Courtesy of JB Wagoner
These and similar concepts are known broadly as regenerative life support, since they can ostensibly turn waste into food, convert carbon dioxide (CO2) into oxygen, and cleanse water with little to no outside input aside from energy.When a CBS News reporter asked Musk about SpaceX's need for such a system on Starship missions during Saturday's event, Musk said: "I think for sure you'd want to have a regenerative life support system."
Wagoner said the team has since refined the concept to accommodate Starship and separate greenhouses and is working with officials in Iceland in hopes of building a test facility there.
"Our crazy idea would be to land a Starship in Iceland and build a Mars Analog around it," Wagoner said.
'I want to try to have a good relationship with SpaceX'
Courtesy of JB Wagoner
"I want to try to have a good relationship with SpaceX, I don't want to mess it up," Wagoner said, adding that the criminal charge now puts him in "kind of in a quandary."Wagoner on Tuesday asked Musk in a tweet to pardon him for his "photographic exuberance."
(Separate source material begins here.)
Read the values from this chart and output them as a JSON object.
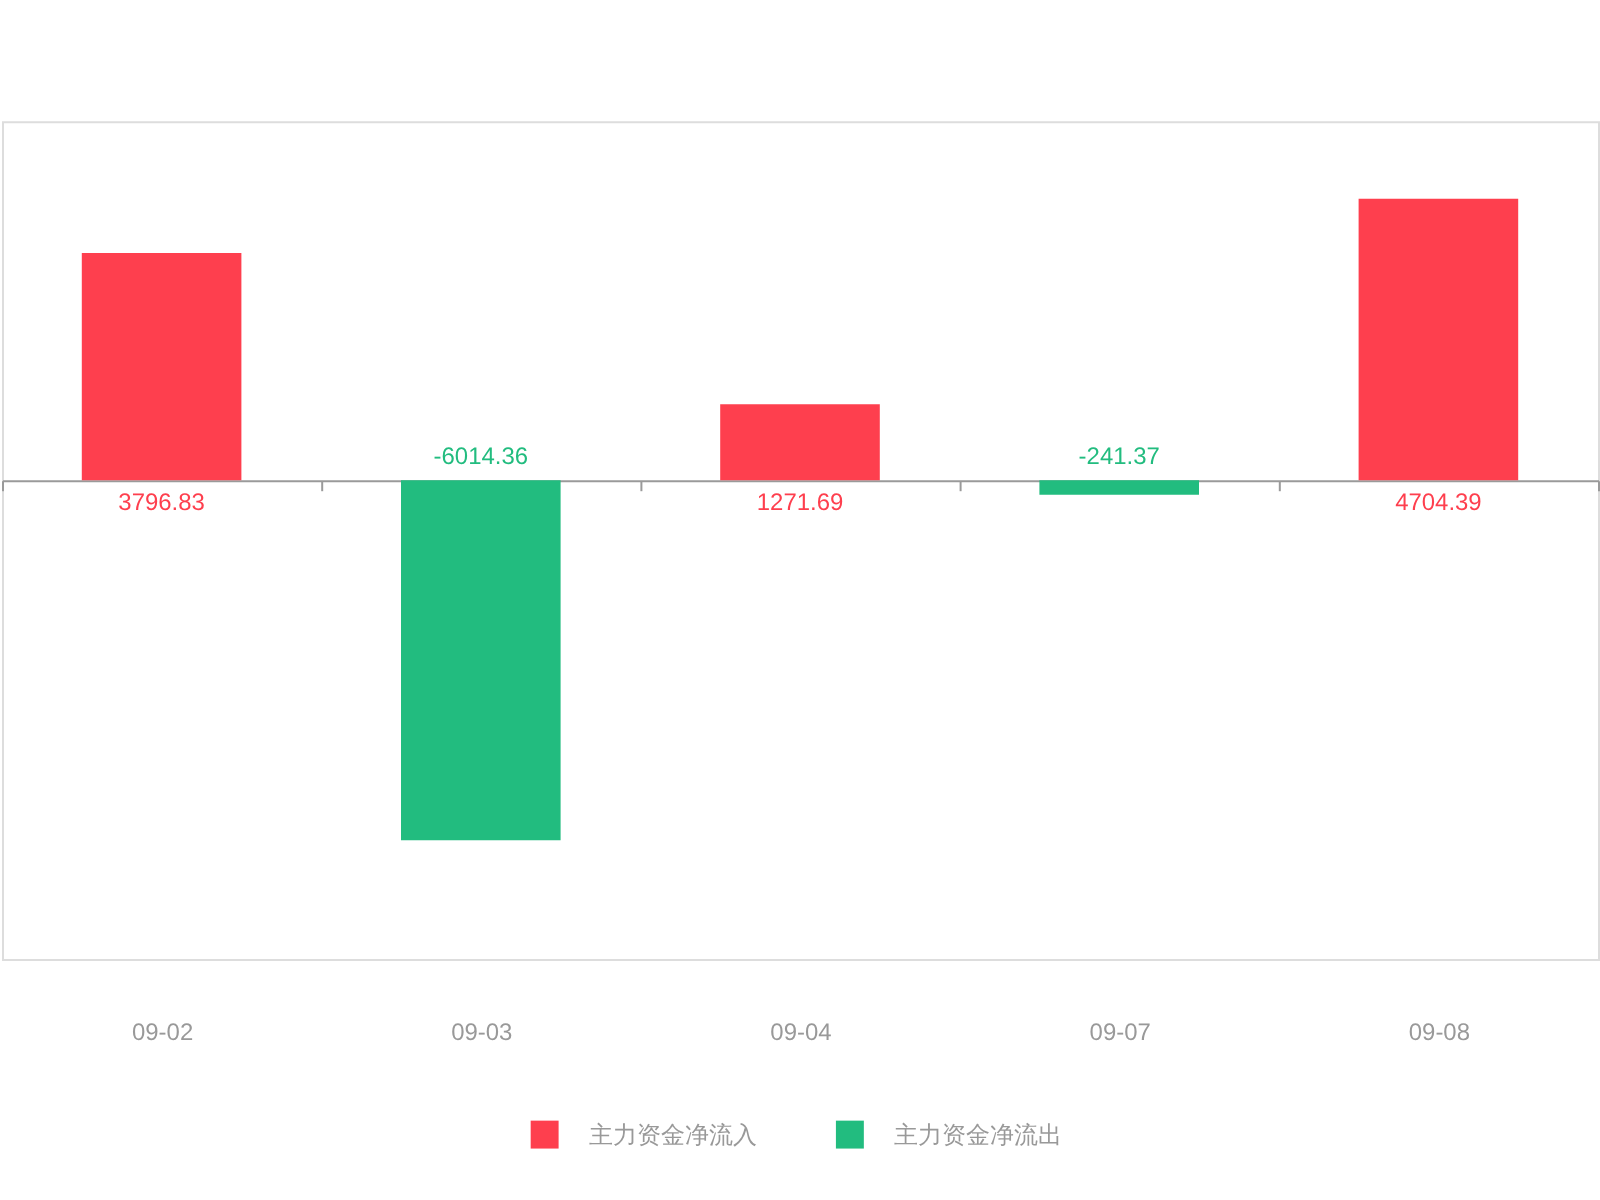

"I didn't mean any harm by it," Wagoner told Business Insider. "I have nothing but admiration and best wishes for Elon Musk and the work that he does with SpaceX to make us a multiplanetary species."Wagoner claimed he is innocent and hopes the charges are dropped. He claimed that a DHS official who interviewed him described one of the photos Wagoner took, which shows the downed chain-link fencing, as an "ultimate defense." (Business Insider left a message with the DHS media relations team, but no one responded in time for publication.)Lucio said if a property owner decides to no longer pursue charges, "we'll ask for a written signed statement and then give it to the district attorney."
SpaceX did not respond to multiple requests for comment and information. Business Insider sent emails to the company, placed phone calls to representatives, and left voice messages with employees over a span of several days.